Der folgende Wegabschnitt „Cengia Angelini“ (Engelsband) gehört ebenfalls zu den Highlights der Dolomitenwege und ist wohl eines der am meisten fotografierten Motive: Ein schmales, gut gesichertes Band läuft recht einfach durch die Süd-West-Flanke des Berges und gibt erstaunliche Tiefblicke frei. Da wir Anfang Juni unterwegs sind, haben wir eine kleine heikle Eisrinne zu queren, gelangen aber wohlbehalten zum schmucken Bivacco Ghedini Moiazza. Hier hat man einen wunderbaren Blick auf eine ebenfalls klassische Tour: die Civetta mit ihrer Überschreitung über die Steige Alleghesi und Tissi.

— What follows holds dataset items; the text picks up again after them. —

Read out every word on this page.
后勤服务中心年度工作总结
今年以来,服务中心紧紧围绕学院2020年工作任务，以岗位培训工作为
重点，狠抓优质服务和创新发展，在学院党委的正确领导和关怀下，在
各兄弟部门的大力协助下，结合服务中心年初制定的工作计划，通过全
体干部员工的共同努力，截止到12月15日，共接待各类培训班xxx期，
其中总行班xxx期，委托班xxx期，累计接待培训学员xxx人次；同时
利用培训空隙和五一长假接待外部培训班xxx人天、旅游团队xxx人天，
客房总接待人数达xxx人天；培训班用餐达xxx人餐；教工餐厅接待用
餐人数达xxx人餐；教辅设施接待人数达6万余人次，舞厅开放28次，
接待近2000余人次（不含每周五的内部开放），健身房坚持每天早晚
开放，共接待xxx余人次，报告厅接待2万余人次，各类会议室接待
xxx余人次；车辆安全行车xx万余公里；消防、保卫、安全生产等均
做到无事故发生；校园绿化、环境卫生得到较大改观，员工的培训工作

Der nun folgende 700-m-Abstieg durch eine Westschlucht ist zwar ebenfalls gesichert, aber wesentlich leichter als der Aufstieg. Mit einem guten Cappuccino im Rifugio Carestiato lassen wir diesen herrlichen Tag harmonisch ausklingen.
Schwierigkeit: Sehr schwierig; es handelt sich um eine sehr lange und eine der anspruchsvollsten Touren der Dolomiten; ein paar Stellen Schwierigkeitsgrad 1, eine Stelle D/E.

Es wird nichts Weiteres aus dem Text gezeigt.